Perhaps it was to be expected from the kind of audience that shows up to panel discussions and free wine and baby carrots on Seinfeld finale night, but I have begun to think lately that this relentless demand for design magazines to preach the merits of the profession for the world at large is to blame for the poor quality of the writing and the stunted development of a critical forum.

If a design magazine spends all its time promoting the discipline as, say, a marketing tool that can give clients a competitive edge, then it becomes well-nigh impossible to raise its cultural status. Because any magazine that makes its primary agenda the promotion of its subject matter to non-believers will carry a limited range of discussion. The history of architecture is not, to my knowledge, full of case studies of how buildings helped businesses succeed, no more than the contents of architecture magazines is devoted to explaining the basic value or usefulness of the profession.

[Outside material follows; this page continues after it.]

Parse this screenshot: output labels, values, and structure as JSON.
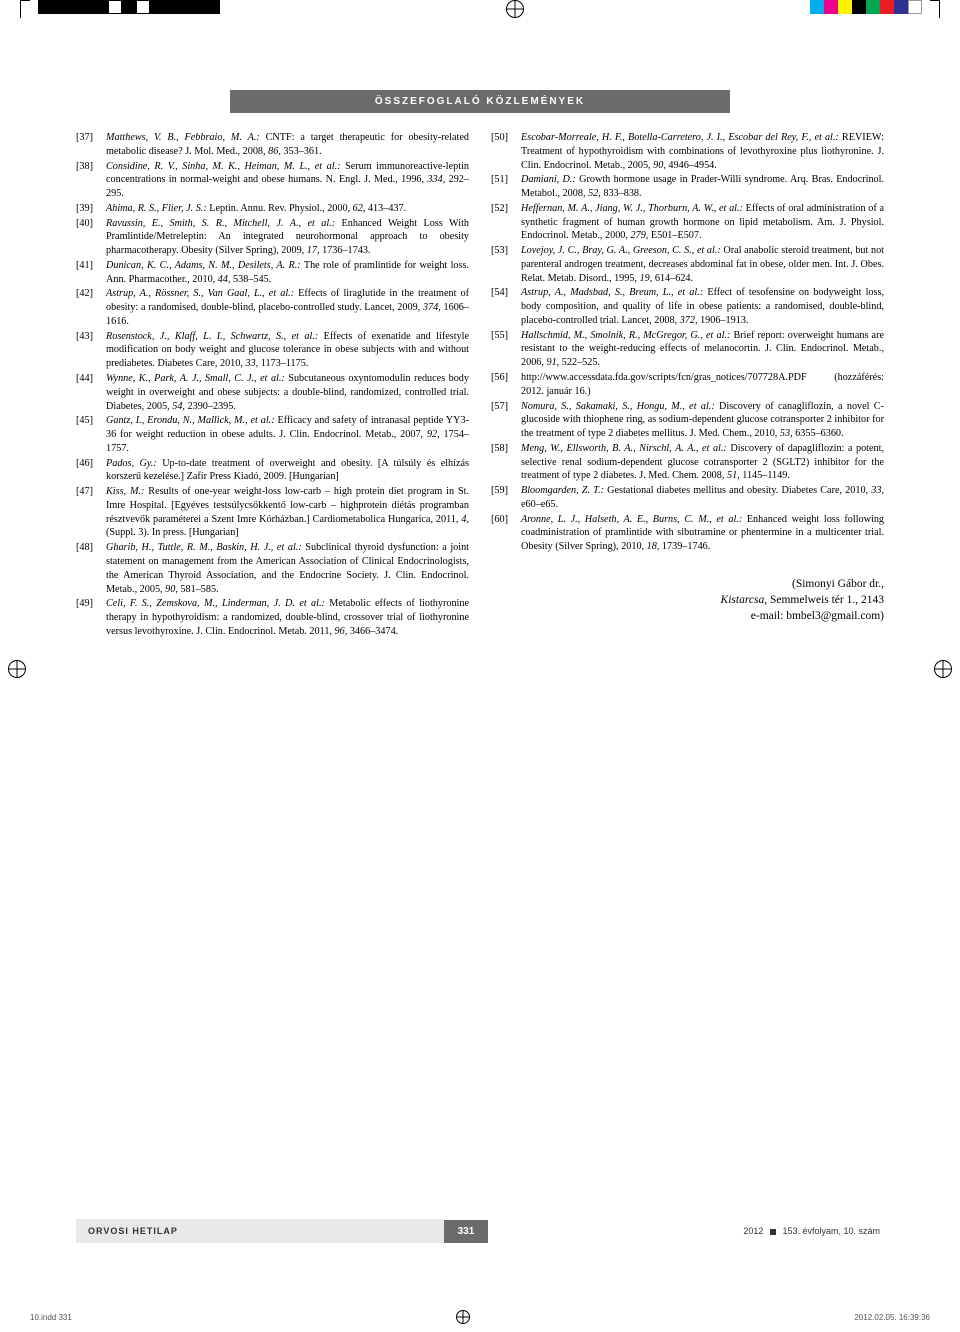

That’s not to say I don’t sympathise with those who feel their skills are misunderstood and unappreciated by the public. As one of the panelists, Michael Bierut of Pentagram, reported, when he explains to people at parties that he is a graphic designer, their reaction these days is not bafflement, but foggy comprehension: “You do websites?” The clouds of confusion descend again, of course, as he shakes his head.

But even Bierut argued that it is probably irrelevant whether or not his mum understands what he does. In fact, he said, the less people understand the role of a graphic designer, the more flexibility he or she has on that project to move around between the disciplines (Bierut is, after all, also a writer).

Has the design magazine definition of design become too narrow? If we were able to take a step back and address design’s role within society and the economic system without making the presumption that it must be valuable, then wouldn’t our magazines, not to mention panel discussions, be more interesting to the world at large?

Wouldn’t we have more to talk about if we expanded our account of design beyond promoting the little community of friends that calls itself a graphic design profession?